A: Milchpreise steigen leicht

Die österreichischen Milchpreise sind im November 2019 leicht angestiegen.

Die österreichischen Milchpreise sind im November 2019 leicht angestiegen.

Die Molkereien und Käsereien zahlten ihren bäuerlichen Lieferanten für GVO-freie Qualitätsmilch mit 4,2% Fett und 3,4% Eiweiss im Schnitt netto 36,09 Cent/kg beziehungsweise 40,79 Cent brutto.

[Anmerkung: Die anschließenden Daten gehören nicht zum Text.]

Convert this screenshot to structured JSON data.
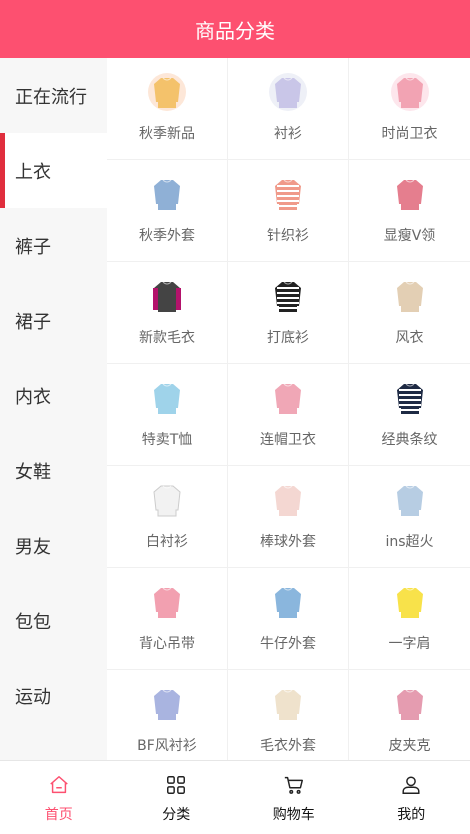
{
  "header": {
    "title": "商品分类"
  },
  "sidebar": {
    "items": [
      {
        "label": "正在流行"
      },
      {
        "label": "上衣"
      },
      {
        "label": "裤子"
      },
      {
        "label": "裙子"
      },
      {
        "label": "内衣"
      },
      {
        "label": "女鞋"
      },
      {
        "label": "男友"
      },
      {
        "label": "包包"
      },
      {
        "label": "运动"
      },
      {
        "label": ""
      }
    ],
    "active_index": 1
  },
  "grid": {
    "items": [
      {
        "label": "秋季新品",
        "icon": "sweater-icon"
      },
      {
        "label": "衬衫",
        "icon": "shirt-icon"
      },
      {
        "label": "时尚卫衣",
        "icon": "hoodie-icon"
      },
      {
        "label": "秋季外套",
        "icon": "jacket-icon"
      },
      {
        "label": "针织衫",
        "icon": "knit-icon"
      },
      {
        "label": "显瘦V领",
        "icon": "vneck-icon"
      },
      {
        "label": "新款毛衣",
        "icon": "sweater-icon"
      },
      {
        "label": "打底衫",
        "icon": "striped-top-icon"
      },
      {
        "label": "风衣",
        "icon": "trench-coat-icon"
      },
      {
        "label": "特卖T恤",
        "icon": "tshirt-icon"
      },
      {
        "label": "连帽卫衣",
        "icon": "hoodie-icon"
      },
      {
        "label": "经典条纹",
        "icon": "striped-top-icon"
      },
      {
        "label": "白衬衫",
        "icon": "shirt-icon"
      },
      {
        "label": "棒球外套",
        "icon": "jacket-icon"
      },
      {
        "label": "ins超火",
        "icon": "top-icon"
      },
      {
        "label": "背心吊带",
        "icon": "camisole-icon"
      },
      {
        "label": "牛仔外套",
        "icon": "denim-jacket-icon"
      },
      {
        "label": "一字肩",
        "icon": "offshoulder-icon"
      },
      {
        "label": "BF风衬衫",
        "icon": "shirt-icon"
      },
      {
        "label": "毛衣外套",
        "icon": "cardigan-icon"
      },
      {
        "label": "皮夹克",
        "icon": "leather-jacket-icon"
      },
      {
        "label": "",
        "icon": "shirt-icon"
      },
      {
        "label": "",
        "icon": "shirt-icon"
      },
      {
        "label": "",
        "icon": "shirt-icon"
      }
    ]
  },
  "tabbar": {
    "items": [
      {
        "label": "首页",
        "icon": "home-icon"
      },
      {
        "label": "分类",
        "icon": "category-icon"
      },
      {
        "label": "购物车",
        "icon": "cart-icon"
      },
      {
        "label": "我的",
        "icon": "user-icon"
      }
    ],
    "active_index": 0
  },
  "colors": {
    "accent": "#fd5070",
    "sidebar_marker": "#e02e3d"
  }
}
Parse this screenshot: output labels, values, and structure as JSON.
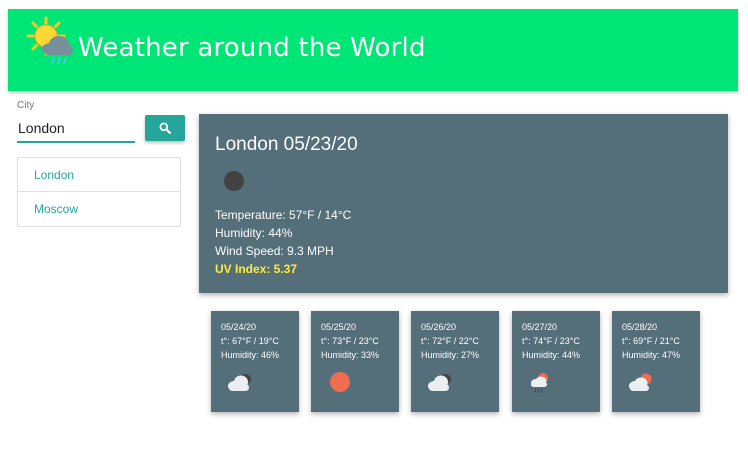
{
  "header": {
    "title": "Weather around the World",
    "logo_icon": "sun-cloud-rain-icon",
    "background_color": "#00e676"
  },
  "search": {
    "label": "City",
    "value": "London",
    "button_icon": "search-icon",
    "accent_color": "#26a69a"
  },
  "history": [
    {
      "label": "London"
    },
    {
      "label": "Moscow"
    }
  ],
  "current": {
    "heading": "London 05/23/20",
    "icon": "night-clear-icon",
    "temperature": "Temperature: 57°F / 14°C",
    "humidity": "Humidity: 44%",
    "wind": "Wind Speed: 9.3 MPH",
    "uv": "UV Index: 5.37",
    "uv_color": "#ffeb3b",
    "card_color": "#546e7a"
  },
  "forecast": [
    {
      "date": "05/24/20",
      "temp": "t°: 67°F / 19°C",
      "humidity": "Humidity: 46%",
      "icon": "night-cloudy-icon"
    },
    {
      "date": "05/25/20",
      "temp": "t°: 73°F / 23°C",
      "humidity": "Humidity: 33%",
      "icon": "sun-icon"
    },
    {
      "date": "05/26/20",
      "temp": "t°: 72°F / 22°C",
      "humidity": "Humidity: 27%",
      "icon": "night-cloudy-icon"
    },
    {
      "date": "05/27/20",
      "temp": "t°: 74°F / 23°C",
      "humidity": "Humidity: 44%",
      "icon": "sun-cloud-rain-icon"
    },
    {
      "date": "05/28/20",
      "temp": "t°: 69°F / 21°C",
      "humidity": "Humidity: 47%",
      "icon": "sun-cloud-icon"
    }
  ]
}
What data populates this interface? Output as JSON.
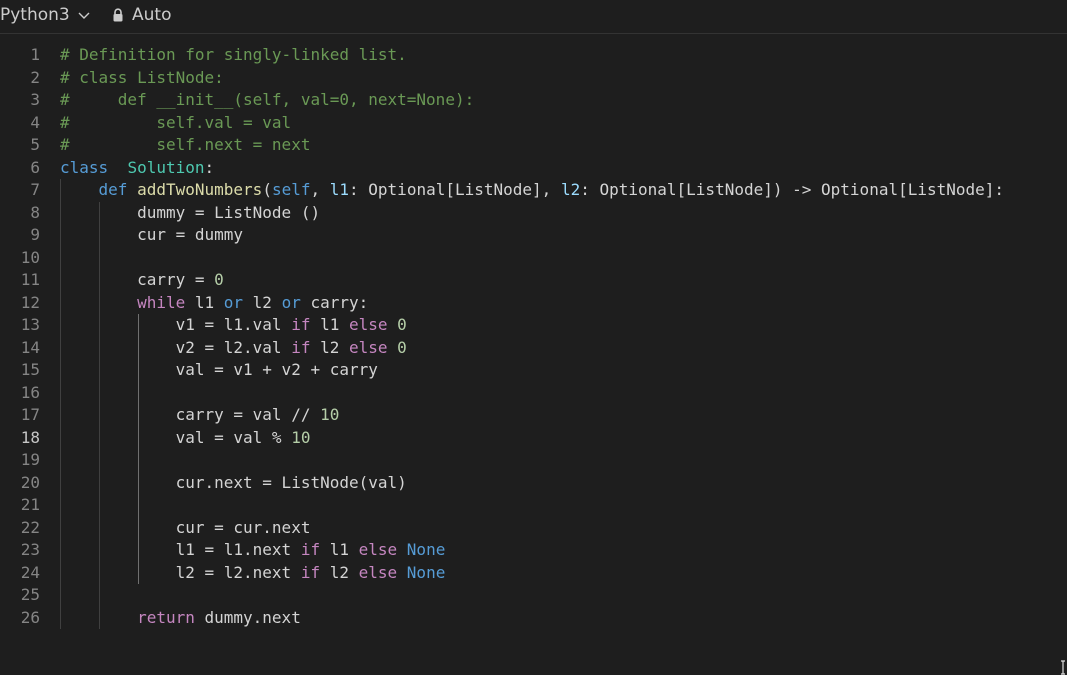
{
  "toolbar": {
    "language": "Python3",
    "mode": "Auto",
    "icons": {
      "chevron": "chevron-down-icon",
      "lock": "lock-icon"
    }
  },
  "editor": {
    "active_line": 18,
    "lines": [
      [
        [
          "cm",
          "# Definition for singly-linked list."
        ]
      ],
      [
        [
          "cm",
          "# class ListNode:"
        ]
      ],
      [
        [
          "cm",
          "#     def __init__(self, val=0, next=None):"
        ]
      ],
      [
        [
          "cm",
          "#         self.val = val"
        ]
      ],
      [
        [
          "cm",
          "#         self.next = next"
        ]
      ],
      [
        [
          "kw",
          "class"
        ],
        [
          "",
          "  "
        ],
        [
          "cls",
          "Solution"
        ],
        [
          "",
          ":"
        ]
      ],
      [
        [
          "",
          "    "
        ],
        [
          "kw",
          "def"
        ],
        [
          "",
          " "
        ],
        [
          "fn",
          "addTwoNumbers"
        ],
        [
          "",
          "("
        ],
        [
          "kw",
          "self"
        ],
        [
          "",
          ", "
        ],
        [
          "prm",
          "l1"
        ],
        [
          "",
          ": Optional[ListNode], "
        ],
        [
          "prm",
          "l2"
        ],
        [
          "",
          ": Optional[ListNode]) -> Optional[ListNode]:"
        ]
      ],
      [
        [
          "",
          "        dummy = ListNode ()"
        ]
      ],
      [
        [
          "",
          "        cur = dummy"
        ]
      ],
      [],
      [
        [
          "",
          "        carry = "
        ],
        [
          "num",
          "0"
        ]
      ],
      [
        [
          "",
          "        "
        ],
        [
          "ctl",
          "while"
        ],
        [
          "",
          " l1 "
        ],
        [
          "kw",
          "or"
        ],
        [
          "",
          " l2 "
        ],
        [
          "kw",
          "or"
        ],
        [
          "",
          " carry:"
        ]
      ],
      [
        [
          "",
          "            v1 = l1.val "
        ],
        [
          "ctl",
          "if"
        ],
        [
          "",
          " l1 "
        ],
        [
          "ctl",
          "else"
        ],
        [
          "",
          " "
        ],
        [
          "num",
          "0"
        ]
      ],
      [
        [
          "",
          "            v2 = l2.val "
        ],
        [
          "ctl",
          "if"
        ],
        [
          "",
          " l2 "
        ],
        [
          "ctl",
          "else"
        ],
        [
          "",
          " "
        ],
        [
          "num",
          "0"
        ]
      ],
      [
        [
          "",
          "            val = v1 + v2 + carry"
        ]
      ],
      [],
      [
        [
          "",
          "            carry = val // "
        ],
        [
          "num",
          "10"
        ]
      ],
      [
        [
          "",
          "            val = val % "
        ],
        [
          "num",
          "10"
        ]
      ],
      [],
      [
        [
          "",
          "            cur.next = ListNode(val)"
        ]
      ],
      [],
      [
        [
          "",
          "            cur = cur.next"
        ]
      ],
      [
        [
          "",
          "            l1 = l1.next "
        ],
        [
          "ctl",
          "if"
        ],
        [
          "",
          " l1 "
        ],
        [
          "ctl",
          "else"
        ],
        [
          "",
          " "
        ],
        [
          "kw",
          "None"
        ]
      ],
      [
        [
          "",
          "            l2 = l2.next "
        ],
        [
          "ctl",
          "if"
        ],
        [
          "",
          " l2 "
        ],
        [
          "ctl",
          "else"
        ],
        [
          "",
          " "
        ],
        [
          "kw",
          "None"
        ]
      ],
      [],
      [
        [
          "",
          "        "
        ],
        [
          "ctl",
          "return"
        ],
        [
          "",
          " dummy.next"
        ]
      ]
    ]
  }
}
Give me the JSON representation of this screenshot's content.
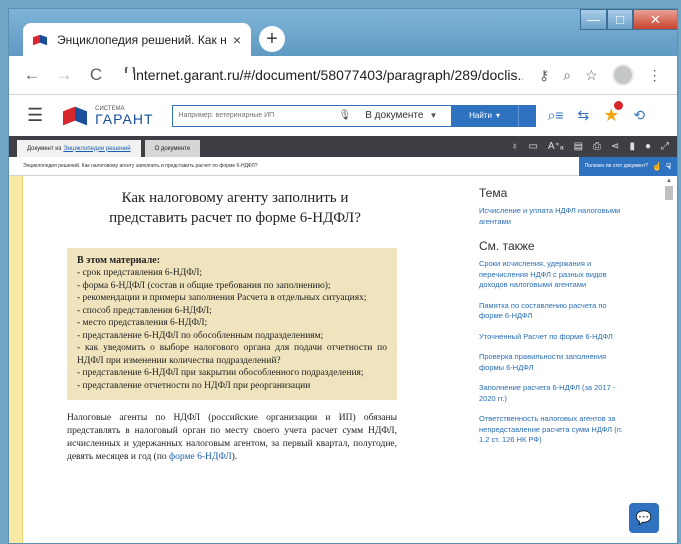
{
  "browser": {
    "tab_title": "Энциклопедия решений. Как н",
    "tab_close": "×",
    "new_tab": "+",
    "url": "internet.garant.ru/#/document/58077403/paragraph/289/doclis...",
    "win_min": "—",
    "win_max": "□",
    "win_close": "✕",
    "back": "←",
    "forward": "→",
    "reload": "C"
  },
  "garant": {
    "logo_small": "СИСТЕМА",
    "logo_name": "ГАРАНТ",
    "search_placeholder": "Например: ветеринарные ИП",
    "scope": "В документе",
    "find_label": "Найти"
  },
  "doc_tabs": {
    "tab1_prefix": "Документ из",
    "tab1_link": "Энциклопедии решений",
    "tab2": "О документе"
  },
  "crumb": "Энциклопедия решений. Как налоговому агенту заполнить и представить расчет по форме 6-НДФЛ?",
  "feedback": "Полезен ли этот документ?",
  "article": {
    "title_line1": "Как налоговому агенту заполнить и",
    "title_line2": "представить расчет по форме 6-НДФЛ?",
    "box_title": "В этом материале:",
    "box_items": [
      "- срок представления 6-НДФЛ;",
      "- форма 6-НДФЛ (состав и общие требования по заполнению);",
      "- рекомендации и примеры заполнения Расчета в отдельных ситуациях;",
      "- способ представления 6-НДФЛ;",
      "- место представления 6-НДФЛ;",
      "- представление 6-НДФЛ по обособленным подразделениям;",
      "- как уведомить о выборе налогового органа для подачи отчетности по НДФЛ при изменении количества подразделений?",
      "- представление 6-НДФЛ при закрытии обособленного подразделения;",
      "- представление отчетности по НДФЛ при реорганизации"
    ],
    "para_text": "Налоговые агенты по НДФЛ (российские организации и ИП) обязаны представлять в налоговый орган по месту своего учета расчет сумм НДФЛ, исчисленных и удержанных налоговым агентом, за первый квартал, полугодие, девять месяцев и год (по ",
    "para_link": "форме 6-НДФЛ",
    "para_end": ")."
  },
  "sidebar": {
    "theme_heading": "Тема",
    "theme_link": "Исчисление и уплата НДФЛ налоговыми агентами",
    "see_also_heading": "См. также",
    "links": [
      "Сроки исчисления, удержания и перечисления НДФЛ с разных видов доходов налоговыми агентами",
      "Памятка по составлению расчета по форме 6-НДФЛ",
      "Уточненный Расчет по форме 6-НДФЛ",
      "Проверка правильности заполнения формы 6-НДФЛ",
      "Заполнение расчета 6-НДФЛ (за 2017 - 2020 гг.)",
      "Ответственность налоговых агентов за непредставление расчета сумм НДФЛ (п. 1.2 ст. 126 НК РФ)"
    ]
  }
}
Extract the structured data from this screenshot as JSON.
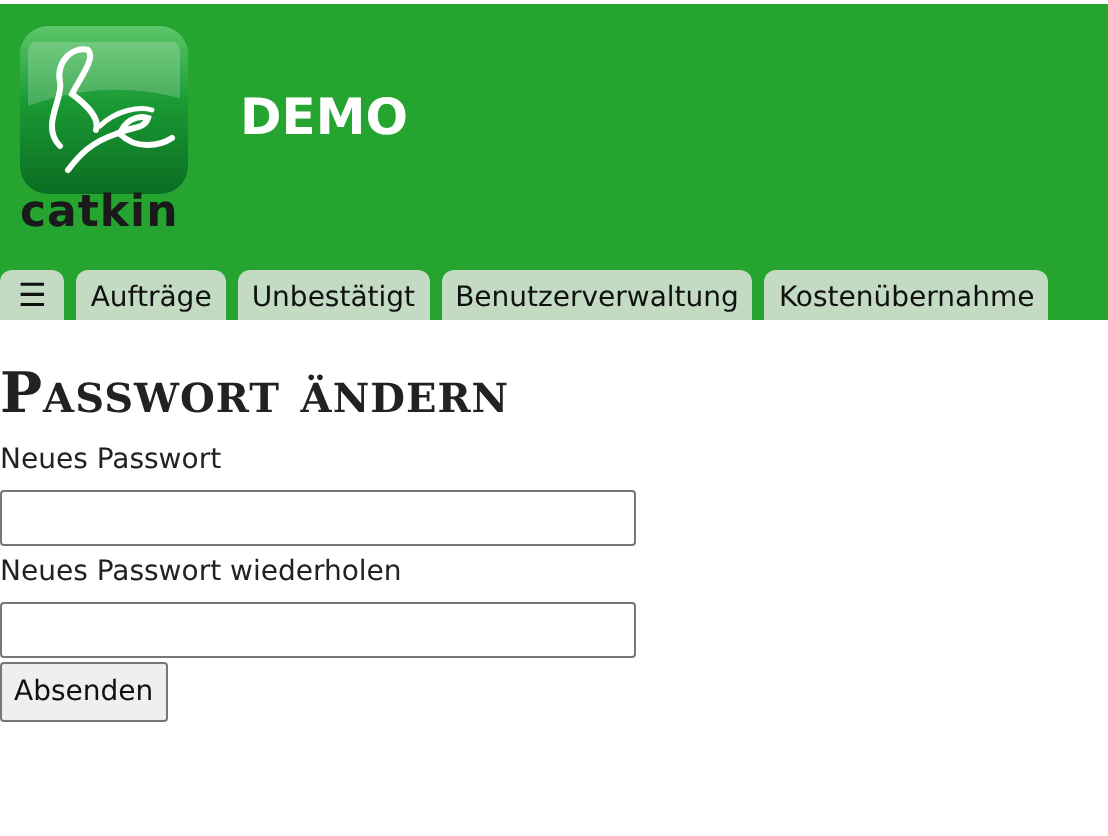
{
  "header": {
    "logo_text": "catkin",
    "title": "DEMO"
  },
  "menu_button": "☰",
  "tabs": [
    {
      "label": "Aufträge"
    },
    {
      "label": "Unbestätigt"
    },
    {
      "label": "Benutzerverwaltung"
    },
    {
      "label": "Kostenübernahme"
    }
  ],
  "form": {
    "heading": "Passwort ändern",
    "fields": [
      {
        "label": "Neues Passwort"
      },
      {
        "label": "Neues Passwort wiederholen"
      }
    ],
    "submit": "Absenden"
  }
}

Gegenüber dem Vormonat ergab sich somit ein Plus von 0,13 Cent netto, das Vorjahresniveau wurde jedoch um 1,83 Cent unterschritten. Dies geht aus aktuellen Berechnungen der Agrarmarkt Austria (AMA) hervor.

Der von der AMA für November 2019 auf Basis 4,2% Fett und 3,4% Eiweiss ermittelte Erzeugerpreis von 36,09 Cent netto/kg bezieht sich bekanntlich auf den Durchschnitt aller Qualitäten. Für GVO-freie Qualitätsmilch ohne Bio- und Heumilchzuschlag zahlten die Molkereien durchschnittlich 33,51 Cent netto/kg. Für Biomilch erlösten die Lieferanten im Mittel 43,31 Cent je kg, was jeweils einem Plus von 0,16 Cent entspricht.

Auf Basis des natürlichen Fett- und Eiweissgehalts berechnet, lag der Milchpreis im November 2019 im Schnitt bei 36,95 Cent netto/kg (Durchschnitt aller Qualitäten). Damit ergab sich im Vergleich mit dem Vormonat ein Anstieg um 0,52 Cent. Den Erzeugermilchpreis für Dezember 2019 schätzt die AMA derzeit auf rund 37,10 Cent/kg (Durchschnitt aller Qualitäten und Inhaltsstoffe). In der EU stieg der Erzeugermilchpreis im November 2019 laut Berechnungen der EU-Kommission um 1% auf 35,3 Cent/kg netto und im Dezember dürfte er laut ersten Schätzungen unverändert auf diesem Niveau geblieben sein.

Heimische Milchanlieferung leicht über dem Vorjahresniveau 

Die österreichischen Molkereien und Sennereien haben im November 2019 rund 240.382 Tonnen Rohmilch von ihren Lieferanten übernommen. Die Milchanlieferung lag somit um 0,5% über der Menge des Vorjahresmonats. Seit August 2019 ist zu beobachten, dass die monatliche Milchanlieferung immer leicht über dem Niveau des Vergleichszeitraums 2018 liegt.